Combine the Bobcats lack of talent with the early season Larry Brown-orchestrated funk, the loss of Tyrus Thomas and the unexpected lights-out play of Philadelphia and Indiana and you can see why Michael Jordan pulled the plug. A seasoned gambler looking at these Playoff odds would fold and wait for the next hand. That’s exactly what MJ has done and while it might not be pretty now, the ‘Cats are in a much better position long-term to be relevant.

ROSTERBATION NOTES:

-It’s been a pleasure watching Gerald Henderson go through the ups & downs of a young starter. Some nights the guy looks like a keeper and on others he looks rather lost. His jumper is still not as consistent as it needs to be and I’m hoping that he and his family enlist a specialist to work with him on the skill during the summer. The athleticism that Henderson leans on so much now won’t be there in six or seven years. Hopefully Gerald fulfills his potential as a Kobe-lite by rounding out his skill-set over the next few offseasons.

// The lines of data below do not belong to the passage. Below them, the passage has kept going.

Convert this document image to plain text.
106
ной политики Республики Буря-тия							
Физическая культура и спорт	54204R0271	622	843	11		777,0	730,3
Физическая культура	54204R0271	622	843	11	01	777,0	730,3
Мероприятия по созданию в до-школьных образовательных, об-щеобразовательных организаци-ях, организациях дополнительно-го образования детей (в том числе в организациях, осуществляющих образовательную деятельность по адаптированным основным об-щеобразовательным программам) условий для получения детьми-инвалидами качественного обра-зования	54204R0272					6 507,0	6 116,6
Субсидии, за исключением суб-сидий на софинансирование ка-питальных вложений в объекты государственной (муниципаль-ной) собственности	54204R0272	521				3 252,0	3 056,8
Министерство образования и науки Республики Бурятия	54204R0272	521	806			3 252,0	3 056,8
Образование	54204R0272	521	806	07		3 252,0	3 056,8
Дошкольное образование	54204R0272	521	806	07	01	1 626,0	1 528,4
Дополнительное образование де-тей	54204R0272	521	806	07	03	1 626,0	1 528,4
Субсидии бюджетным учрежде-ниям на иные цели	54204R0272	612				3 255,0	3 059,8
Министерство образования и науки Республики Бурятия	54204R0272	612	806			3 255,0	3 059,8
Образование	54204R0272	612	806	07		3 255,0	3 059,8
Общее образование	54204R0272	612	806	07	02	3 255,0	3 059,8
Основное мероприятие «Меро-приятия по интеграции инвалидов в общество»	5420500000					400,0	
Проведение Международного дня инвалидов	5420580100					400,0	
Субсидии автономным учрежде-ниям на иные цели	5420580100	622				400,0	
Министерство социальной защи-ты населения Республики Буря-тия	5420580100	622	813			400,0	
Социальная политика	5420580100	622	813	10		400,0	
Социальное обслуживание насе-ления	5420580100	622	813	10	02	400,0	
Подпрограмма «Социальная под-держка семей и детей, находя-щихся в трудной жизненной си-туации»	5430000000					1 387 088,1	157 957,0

-I don’t think it’ll be too difficult finding a taker for Boris Diaw’s expiring contract if he puts up a few more performances like the one he did against the Clips last evening. My gut (pun intended) feeling has always been that Boris is simply bored with Charlotte and the systems in place. He’d be much better off in a more metropolitan city. Moving him this summer (along with one of the first rounders acquired in the Wallace trade) would put the Bobcats in the position to take on a max-level star via trade or signing for the first time in a very long while.

-In my opinion, Jordan’s rebuilding plan was hinted at the day the team extended Coach Silas’s contract for next season. It was a clear move to the coach that the blame for the team’s struggles wouldn’t be placed exclusively on his shoulders. Unless the ‘Cats can recruit top notch talent to come to Charlotte this summer, the team will most likely struggle for another season as they build their young nucleus of players for a successful run in ’12-’13.

-ASChin

*Let’s go ahead and call it “The Dallas Test.” The day that the Bobcats go into Big D and scalp the previously unscalpable Mavericks easily on the road, they’ll have made the jump. Until then, they’re either bad or not good enough.